L’adesione rigorosa alla Regola di Lavoisier richiede che i fatti siano esposti in modo induttivo, per catturare le idee, non di formulare ipotesi in modo meramente deduttivo.

Per esempio, c’è un solo isomero con formula molecolare CH2C12, da questo fatto i chimici hanno supposto che l’atomo di carbonio ha una struttura tetraedrica. Questa supposizione, basata sui fatti, ha dato luogo alla branca della stereochimica.

Solo molto più tardi fu riportato da Pauling e Slater, che la più semplice descrizione delle valenze tetraedricamente dirette dell’atomo di carbonio in termini di armoniche sferiche centrate su esso potevano essere interpretate da orbitali ibridi sp3. L’ibridazione è conseguente ai fatti, non i fatti dall’ibridazione.[4, p. 422]

Dopo altri esempi, Bent conclude:

È un fatto che gli studenti arrivano al college con una scarsa conoscenza della chimica descrittiva. Con riluttanza, il Comitato per la Formazione Professionale (CPT) dell’American Chemical Society ha raccomandato una maggior flessibilità nei programmi dei corsi di chimica di base valorizzando gli argomenti di chimica descrittiva, istituendo eventualmente corsi avanzati per approfondimenti.

Se la raccomandazione fosse accolta, dice Bent, ci sarebbero meno ripetizioni. Infatti, tutto il discorso sui moderni “orbitali molecolari” (e anche sulla termodinamica formale), viene generalmente ripetuto all’università. [4, 422]

Non mi sembra che la raccomandazione del CPT e le considerazioni di Bent siano state recepite, voi che ne dite?

 

Bibliografia

[1]”Pitt professor proved chemistry can be fun”, nel titolo del necrologio sulla scomparsa di Bent pubblicato dalla Pittsburg Post-Gazette l’11 gennaio 2015 a firma Jill Harkins.
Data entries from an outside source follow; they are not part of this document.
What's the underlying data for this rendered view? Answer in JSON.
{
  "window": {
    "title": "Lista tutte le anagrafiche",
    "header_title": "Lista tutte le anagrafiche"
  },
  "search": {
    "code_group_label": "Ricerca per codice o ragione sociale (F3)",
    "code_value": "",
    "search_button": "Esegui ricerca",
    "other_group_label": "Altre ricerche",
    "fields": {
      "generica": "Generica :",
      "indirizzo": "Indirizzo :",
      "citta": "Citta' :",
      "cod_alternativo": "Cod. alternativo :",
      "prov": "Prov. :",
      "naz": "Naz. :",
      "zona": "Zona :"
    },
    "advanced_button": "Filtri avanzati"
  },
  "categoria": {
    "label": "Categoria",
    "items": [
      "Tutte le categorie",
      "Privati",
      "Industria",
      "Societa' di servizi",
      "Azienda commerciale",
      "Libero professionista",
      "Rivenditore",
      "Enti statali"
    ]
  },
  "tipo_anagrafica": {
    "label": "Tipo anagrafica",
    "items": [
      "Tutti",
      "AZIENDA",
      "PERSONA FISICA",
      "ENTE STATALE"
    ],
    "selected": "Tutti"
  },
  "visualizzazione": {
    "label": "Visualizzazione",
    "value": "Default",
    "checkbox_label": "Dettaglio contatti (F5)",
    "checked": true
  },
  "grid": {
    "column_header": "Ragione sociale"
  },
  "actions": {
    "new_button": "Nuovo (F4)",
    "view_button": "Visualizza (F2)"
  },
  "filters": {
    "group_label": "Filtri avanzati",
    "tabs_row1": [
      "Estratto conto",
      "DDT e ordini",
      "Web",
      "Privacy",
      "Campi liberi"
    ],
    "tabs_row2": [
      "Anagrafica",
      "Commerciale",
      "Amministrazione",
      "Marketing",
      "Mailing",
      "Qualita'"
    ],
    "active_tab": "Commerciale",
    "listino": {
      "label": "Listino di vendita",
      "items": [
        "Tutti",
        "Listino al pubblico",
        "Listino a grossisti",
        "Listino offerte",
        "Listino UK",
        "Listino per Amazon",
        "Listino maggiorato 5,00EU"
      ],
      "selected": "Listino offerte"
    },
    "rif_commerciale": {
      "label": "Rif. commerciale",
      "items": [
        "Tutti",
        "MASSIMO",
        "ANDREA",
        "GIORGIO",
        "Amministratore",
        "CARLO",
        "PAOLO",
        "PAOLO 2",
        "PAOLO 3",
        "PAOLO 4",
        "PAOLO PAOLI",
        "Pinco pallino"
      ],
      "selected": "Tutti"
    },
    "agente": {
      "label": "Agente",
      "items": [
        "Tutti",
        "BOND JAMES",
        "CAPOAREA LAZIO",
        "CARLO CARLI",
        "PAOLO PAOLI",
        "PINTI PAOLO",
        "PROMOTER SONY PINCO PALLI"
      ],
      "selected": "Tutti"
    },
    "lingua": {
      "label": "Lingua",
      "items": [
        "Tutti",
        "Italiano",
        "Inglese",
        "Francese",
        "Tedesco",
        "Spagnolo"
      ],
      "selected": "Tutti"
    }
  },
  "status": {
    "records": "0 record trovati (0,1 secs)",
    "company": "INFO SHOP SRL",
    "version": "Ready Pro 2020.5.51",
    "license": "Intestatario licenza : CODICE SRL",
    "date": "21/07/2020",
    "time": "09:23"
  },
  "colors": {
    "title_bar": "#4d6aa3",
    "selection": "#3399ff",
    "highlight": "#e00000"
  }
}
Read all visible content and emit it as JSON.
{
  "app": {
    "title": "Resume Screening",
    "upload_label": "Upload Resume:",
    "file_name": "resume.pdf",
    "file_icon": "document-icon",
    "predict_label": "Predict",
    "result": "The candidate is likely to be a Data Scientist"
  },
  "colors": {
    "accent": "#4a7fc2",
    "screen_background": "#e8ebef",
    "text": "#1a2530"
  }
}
http://www.post-gazette.com/news/obituaries/2015/01/11/Pitt-professor-proved-that-science-can-be-fun/stories/201501080119

[2] H.A. Bent, Flames: A Demonstration Lecture for Young Students and General Audiences, J. Chem. Educ., 1986, 63, 151-155

[3] H.A. Bent, Should Orbitals be X-Rated in Beginning Chemistry Courses?, J. Chem. Educ., 1984, 61, 421-423

[4] L. Pauling, Throwing the Book at Elementary Chemistry, The Science Teacher, 1983, 50, 25-29

[5] A.L. Lavoisier, Traité Elémentaire de Chimie, Couchet, Paris, 1789, pp.vi e viii, scaricabile da

http://www.labirintoermetico.com/01Alchimia/Lavoisier_A_L_de_Traite_elementaire_de_chimie(1789).pdf

 

 

 

 

 

 

[1] L’articolo è basato su una conferenza dimostrativa tenuta alla Gonzaga University Spokane, Washington, 7 marzo 1985.

[2] L’osservazione e la descrizione della fiamma di candela è un fenomeno molto utilizzato nelle dimostrazioni. Per molti anni Faraday ha tenuto una serie di Christmas Lectures per un pubblico giovane su “La storia chimica di una candela” [2, p.151].

[3] In realtà Lavoisier non ha mai chiamato Regola il suo pensiero espresso nella citazione [5] che invece, più argomentato, si trova precisamente dove l’ha trovato Bent nella traduzione inglese del famoso Traité Elémentaire de Chimie (Elements of Chemistry, Dover, 1965).